3-BE OPEN MINDED AND AVOID DEFENSIVENESS
If some of their complaints have merit, then acknowledge that fact.
4-BE FAIR
Remember the Word to say sorry when you are wrong but don’t apologize excessively don’t feel guilty that you are causing them misery and don’t feel that you are responsible for their miseries. Be fair to them as well as to yourself.
5-GRACIOUSLY CHALLENGE DISTORTIONS AND UNTRUTHS
Note discrepancies between what the person has said and documented facts. They are master at deception and lying.
In our observations over the years, passive-aggressive are ruled by four characteristics.
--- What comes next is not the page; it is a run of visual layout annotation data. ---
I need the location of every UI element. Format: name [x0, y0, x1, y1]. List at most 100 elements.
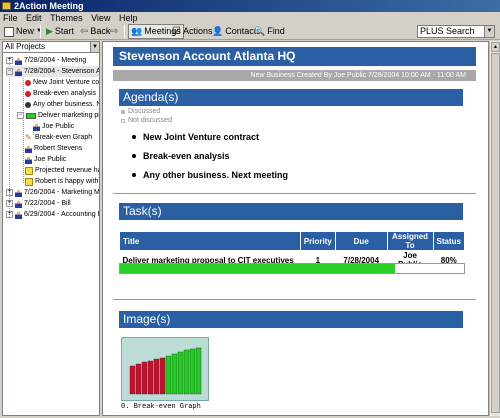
new-document-icon	[4, 26, 14, 37]
red-dot-icon	[25, 79, 31, 86]
agenda-item-label: Break-even analysis	[143, 151, 230, 161]
thumbnail-bar	[135, 363, 142, 395]
expand-icon[interactable]: +	[6, 57, 13, 64]
menu-view[interactable]: View	[88, 12, 113, 24]
tree-item-label: Robert is happy with m	[35, 178, 100, 185]
main-scrollbar[interactable]: ▲	[489, 41, 500, 416]
tree-item-label: 7/28/2004 - Meeting	[24, 57, 87, 64]
tree-item-meeting-3[interactable]: + 7/26/2004 - Marketing Meet	[6, 187, 99, 198]
scrollbar-thumb[interactable]	[491, 53, 500, 413]
meeting-icon	[15, 67, 22, 76]
tree-item-meeting-1[interactable]: + 7/28/2004 - Meeting	[6, 55, 86, 66]
tree-item-agenda-3[interactable]: Any other business. Ne	[25, 99, 99, 110]
tree-item-label: 7/22/2004 - Bill	[24, 200, 71, 207]
task-icon	[26, 112, 36, 119]
tree-item-label: Break-even analysis	[33, 90, 97, 97]
thumbnail-bar	[141, 361, 148, 395]
tree-item-image[interactable]: ✎ Break-even Graph	[25, 132, 92, 143]
menu-file[interactable]: File	[0, 12, 21, 24]
legend-not-discussed-label: Not discussed	[128, 117, 172, 124]
start-label: Start	[54, 26, 74, 36]
agenda-section: Agenda(s) Discussed Not discussed New Jo…	[113, 85, 476, 194]
agenda-item[interactable]: New Joint Venture contract	[132, 132, 259, 142]
chevron-down-icon[interactable]: ▼	[90, 42, 99, 52]
column-assigned-to[interactable]: Assigned To	[386, 231, 434, 251]
tree-item-meeting-2[interactable]: − 7/28/2004 - Stevenson Acco	[6, 66, 99, 77]
new-label: New	[16, 26, 35, 36]
start-button[interactable]: ▶ Start	[44, 24, 76, 39]
images-section: Image(s) 0. Break-even Graph	[113, 301, 476, 412]
tree-item-note-2[interactable]: Robert is happy with m	[25, 176, 100, 187]
break-even-graph-thumbnail[interactable]	[121, 337, 209, 401]
new-button[interactable]: New ▼	[2, 24, 44, 39]
tree-item-label: 6/29/2004 - Accounting Rev	[24, 211, 99, 218]
tree-item-label: Break-even Graph	[35, 134, 93, 141]
column-due[interactable]: Due	[334, 231, 388, 251]
meeting-icon	[15, 188, 22, 197]
project-filter-select[interactable]: All Projects ▼	[3, 42, 99, 53]
app-icon	[2, 2, 11, 10]
window-title: 2Action Meeting	[14, 1, 84, 11]
column-title[interactable]: Title	[119, 231, 301, 251]
back-arrow-icon: ⇦	[80, 26, 89, 37]
menu-themes[interactable]: Themes	[47, 12, 86, 24]
tree-item-label: New Joint Venture cont	[33, 79, 100, 86]
meeting-title: Stevenson Account Atlanta HQ	[113, 47, 476, 66]
forward-arrow-icon: ⇨	[110, 26, 119, 37]
title-bar: 2Action Meeting	[0, 0, 500, 12]
thumbnail-bar	[153, 358, 160, 395]
agenda-item[interactable]: Break-even analysis	[132, 151, 230, 161]
tree-item-label: Robert Stevens	[34, 145, 83, 152]
plus-search-field[interactable]: PLUS Search ▼	[417, 25, 495, 38]
tree-item-label: Joe Public	[34, 156, 67, 163]
tree-item-agenda-1[interactable]: New Joint Venture cont	[25, 77, 100, 88]
actions-label: Actions	[182, 26, 213, 36]
person-icon	[25, 155, 32, 164]
collapse-icon[interactable]: −	[17, 112, 24, 119]
chevron-down-icon[interactable]: ▼	[484, 26, 494, 37]
tree-item-meeting-4[interactable]: + 7/22/2004 - Bill	[6, 198, 71, 209]
forward-button[interactable]: ⇨	[108, 24, 120, 39]
tree-item-note-1[interactable]: Projected revenue has	[25, 165, 99, 176]
contacts-icon: 👤	[212, 26, 224, 36]
tree-item-meeting-5[interactable]: + 6/29/2004 - Accounting Rev	[6, 209, 99, 220]
menu-edit[interactable]: Edit	[23, 12, 45, 24]
agenda-item-label: Any other business. Next meeting	[143, 170, 289, 180]
thumbnail-bar	[147, 360, 154, 395]
expand-icon[interactable]: +	[6, 211, 13, 218]
dark-dot-icon	[25, 101, 31, 108]
menu-help[interactable]: Help	[116, 12, 141, 24]
bullet-icon	[132, 154, 136, 158]
column-priority[interactable]: Priority	[299, 231, 336, 251]
person-icon	[25, 144, 32, 153]
tree-item-attendee-2[interactable]: Joe Public	[25, 154, 66, 165]
meeting-view: Stevenson Account Atlanta HQ New Busines…	[102, 41, 489, 416]
image-caption: 0. Break-even Graph	[121, 403, 201, 411]
red-dot-icon	[25, 90, 31, 97]
tree-item-task[interactable]: − Deliver marketing propo	[17, 110, 99, 121]
column-status[interactable]: Status	[432, 231, 466, 251]
tree-item-label: 7/28/2004 - Stevenson Acco	[24, 68, 99, 75]
tree-item-attendee-1[interactable]: Robert Stevens	[25, 143, 82, 154]
thumbnail-bar	[165, 355, 172, 395]
thumbnail-bar	[129, 365, 136, 395]
actions-button[interactable]: ☑ Actions	[170, 24, 214, 39]
task-progress-bar	[119, 263, 465, 274]
agenda-item[interactable]: Any other business. Next meeting	[132, 170, 288, 180]
thumbnail-bar	[159, 357, 166, 395]
search-icon: 🔍	[254, 26, 266, 36]
expand-icon[interactable]: +	[6, 200, 13, 207]
collapse-icon[interactable]: −	[6, 68, 13, 75]
scroll-up-icon[interactable]: ▲	[491, 42, 500, 52]
tasks-section: Task(s) Title Priority Due Assigned To S…	[113, 195, 476, 300]
thumbnail-bar	[171, 353, 178, 395]
meetings-icon: 👥	[131, 26, 143, 36]
tree-item-agenda-2[interactable]: Break-even analysis	[25, 88, 96, 99]
find-label: Find	[267, 26, 285, 36]
person-icon	[33, 122, 40, 131]
tree-item-assignee[interactable]: Joe Public	[33, 121, 74, 132]
expand-icon[interactable]: +	[6, 189, 13, 196]
find-button[interactable]: 🔍 Find	[252, 24, 287, 39]
meeting-subtitle: New Business Created By Joe Public 7/28/…	[113, 70, 476, 81]
note-icon	[25, 177, 33, 186]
FIRST, THEY ARE RULED BY ANGER
Unresolved anger is why they are powder kegs and can go off with no notice like a time-bomb. They can smell fear and see it in your eyes and it makes them attack even more.
DEAL WITH THIS PERSON THROUGH SELF-RESPECT AND SELF-CONTROL . Look their anger in the eye and remain calm and poised. Don't let them get the best of you. They begin to win when you get emotional or when shouting starts and you become defensive and angry at their inconsiderate behavior.
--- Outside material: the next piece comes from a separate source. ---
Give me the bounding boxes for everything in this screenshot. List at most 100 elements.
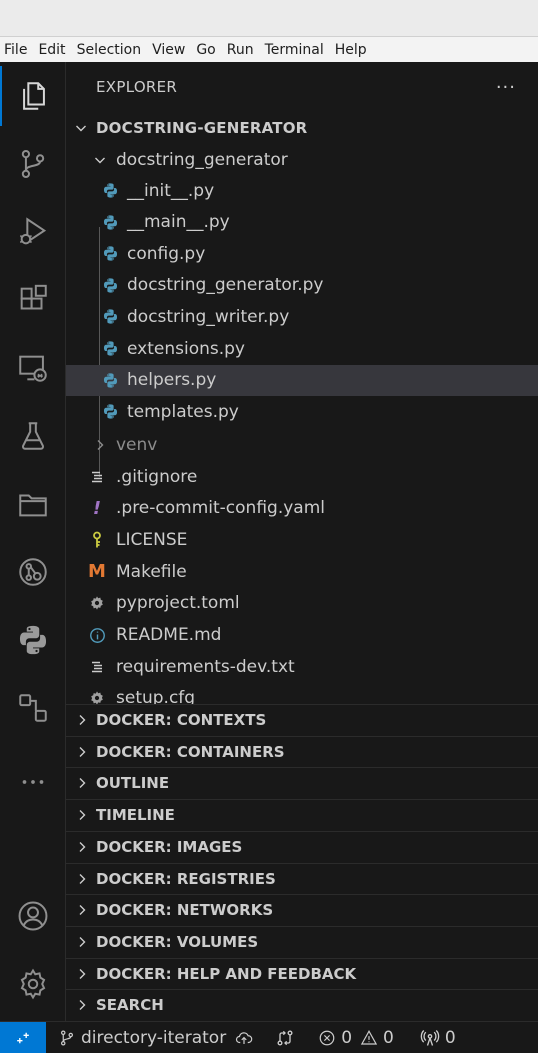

SECOND, THEY ARE RULED BY INSECURITY
This is why they will backstab and lie and say one thing to you and something else to another. They are attempting to manipulate the circumstance to their benefit. They feel out of control and this is one way they feel they can regain control that they have lost..
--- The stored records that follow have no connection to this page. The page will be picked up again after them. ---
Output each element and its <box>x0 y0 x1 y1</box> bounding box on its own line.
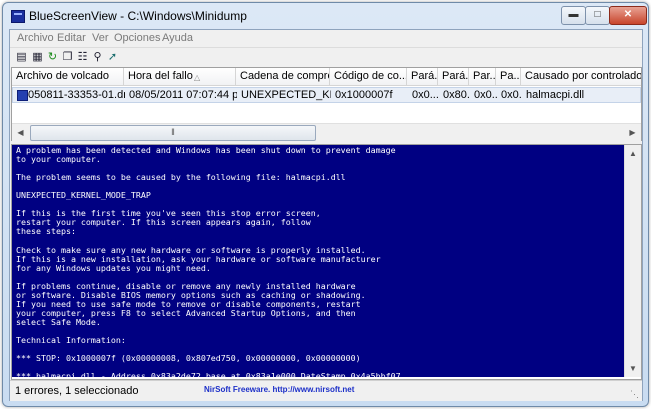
status-bar: 1 errores, 1 seleccionado NirSoft Freewa… <box>10 380 642 401</box>
maximize-button[interactable]: □ <box>585 6 610 25</box>
menu-ver[interactable]: Ver <box>92 32 109 44</box>
crash-list: Archivo de volcado Hora del fallo △ Cade… <box>11 67 642 141</box>
menu-bar: Archivo Editar Ver Opciones Ayuda <box>10 30 642 47</box>
cell-caused-by-driver: halmacpi.dll <box>526 89 585 101</box>
cell-dump-file: 050811-33353-01.dmp <box>28 89 125 101</box>
scroll-left-icon[interactable]: ◀ <box>12 124 29 141</box>
bluescreenview-app-icon <box>11 10 25 23</box>
client-area: Archivo Editar Ver Opciones Ayuda ▤ ▦ ↻ … <box>9 29 643 401</box>
search-icon[interactable]: ⚲ <box>91 51 104 64</box>
sort-arrow-icon: △ <box>194 73 201 82</box>
status-summary: 1 errores, 1 seleccionado <box>15 385 139 397</box>
column-header-param1[interactable]: Pará... <box>407 68 438 85</box>
exit-icon[interactable]: ➚ <box>106 51 119 64</box>
menu-opciones[interactable]: Opciones <box>114 32 160 44</box>
cell-param1: 0x0... <box>412 89 439 101</box>
cell-param4: 0x0... <box>501 89 522 101</box>
close-icon: ✕ <box>623 9 633 20</box>
column-header-bug-check-string[interactable]: Cadena de compro... <box>236 68 330 85</box>
bsod-pane: A problem has been detected and Windows … <box>11 144 642 380</box>
html-report-icon[interactable]: ☷ <box>76 51 89 64</box>
column-header-caused-by-driver[interactable]: Causado por controlador <box>521 68 641 85</box>
properties-icon[interactable]: ▤ <box>15 51 28 64</box>
scroll-up-icon[interactable]: ▲ <box>625 145 641 162</box>
vertical-scrollbar[interactable]: ▲ ▼ <box>624 145 641 377</box>
maximize-icon: □ <box>594 9 601 20</box>
scroll-right-icon[interactable]: ▶ <box>624 124 641 141</box>
cell-param2: 0x80... <box>443 89 470 101</box>
window-title: BlueScreenView - C:\Windows\Minidump <box>29 9 247 23</box>
column-header-param4[interactable]: Pa... <box>496 68 521 85</box>
scroll-down-icon[interactable]: ▼ <box>625 360 641 377</box>
column-headers: Archivo de volcado Hora del fallo △ Cade… <box>12 68 641 86</box>
column-header-dump-file[interactable]: Archivo de volcado <box>12 68 124 85</box>
menu-ayuda[interactable]: Ayuda <box>162 32 193 44</box>
column-header-bug-check-code[interactable]: Código de co... <box>330 68 407 85</box>
menu-archivo[interactable]: Archivo <box>17 32 54 44</box>
bsod-view: A problem has been detected and Windows … <box>12 145 624 377</box>
title-bar[interactable]: BlueScreenView - C:\Windows\Minidump ▬ □… <box>3 3 648 29</box>
nirsoft-link[interactable]: NirSoft Freeware. http://www.nirsoft.net <box>204 385 354 394</box>
column-header-param2[interactable]: Pará... <box>438 68 469 85</box>
minimize-button[interactable]: ▬ <box>561 6 586 25</box>
column-header-param3[interactable]: Par... <box>469 68 496 85</box>
minimize-icon: ▬ <box>568 9 579 20</box>
column-header-crash-time[interactable]: Hora del fallo △ <box>124 68 236 85</box>
cell-bug-check-string: UNEXPECTED_KER... <box>241 89 331 101</box>
bsod-text: A problem has been detected and Windows … <box>16 145 401 377</box>
save-icon[interactable]: ▦ <box>31 51 44 64</box>
horizontal-scrollbar[interactable]: ◀ ‖ ▶ <box>12 123 641 141</box>
copy-icon[interactable]: ❐ <box>61 51 74 64</box>
close-button[interactable]: ✕ <box>609 6 647 25</box>
column-header-crash-time-label: Hora del fallo <box>128 70 193 82</box>
horizontal-scroll-thumb[interactable]: ‖ <box>30 125 316 141</box>
cell-bug-check-code: 0x1000007f <box>335 89 393 101</box>
menu-editar[interactable]: Editar <box>57 32 86 44</box>
cell-crash-time: 08/05/2011 07:07:44 p.m. <box>129 89 237 101</box>
toolbar: ▤ ▦ ↻ ❐ ☷ ⚲ ➚ <box>10 47 642 68</box>
resize-grip-icon[interactable]: ⋱ <box>630 389 640 399</box>
table-row[interactable]: 050811-33353-01.dmp 08/05/2011 07:07:44 … <box>12 87 641 103</box>
app-window: BlueScreenView - C:\Windows\Minidump ▬ □… <box>2 2 649 407</box>
cell-param3: 0x0... <box>474 89 497 101</box>
refresh-icon[interactable]: ↻ <box>46 51 59 64</box>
DEAL WITH THIS THROUGH GENTLE CONFRONTATION
Remember man who is without self-control is like a house that is broken down and without walls." Gently tell them, but TELL THEM!
THIRD, THEY ARE RULED BY COMPLACENCY
. They are convinced that if others would listen to them and perform more effectively around them that they would be more successful.
DEAL WITH THIS THROUGH PERSONAL ENTHUSIASM
Stay focused on the things that matter to you the most. Do not miss your quiet time with your inner peace. It will center your spirit and give you a clear mind. Be a source of joy to all around you. Do not let this dysfunctional person steal your joy and make you believe you are not a good person because they are miserable. You cannot solve all of their problems.
FINALLY, THEY ARE RULED BY FEAR
They have become so fearful that they cannot make decisions and do not trust anyone. "If you want to get something done, you have to do it yourself." They believe they are constantly dealing with stupid people who don't understand as much as they understand. They live in fear which is manifest by a total lack of trust of those that are closest to them.
DEAL WITH THIS THROUGH PERSISTENCE
You must not give up on what you believe is right. If you cannot change the situation then change the yourself and lower your expectations from spouse.
FINALLY
It is our strong suggestion that you ask your spouse to go with you to a professional Psychiatrist The pasive-aggressive person will not take the lead because they think YOU NEED HELP and they don't. You must take the first step. Remember, this person has become who they are through a series of personal experiences of pain and grief. Tell the spouse that you both need to work on your marriage as things are not going well.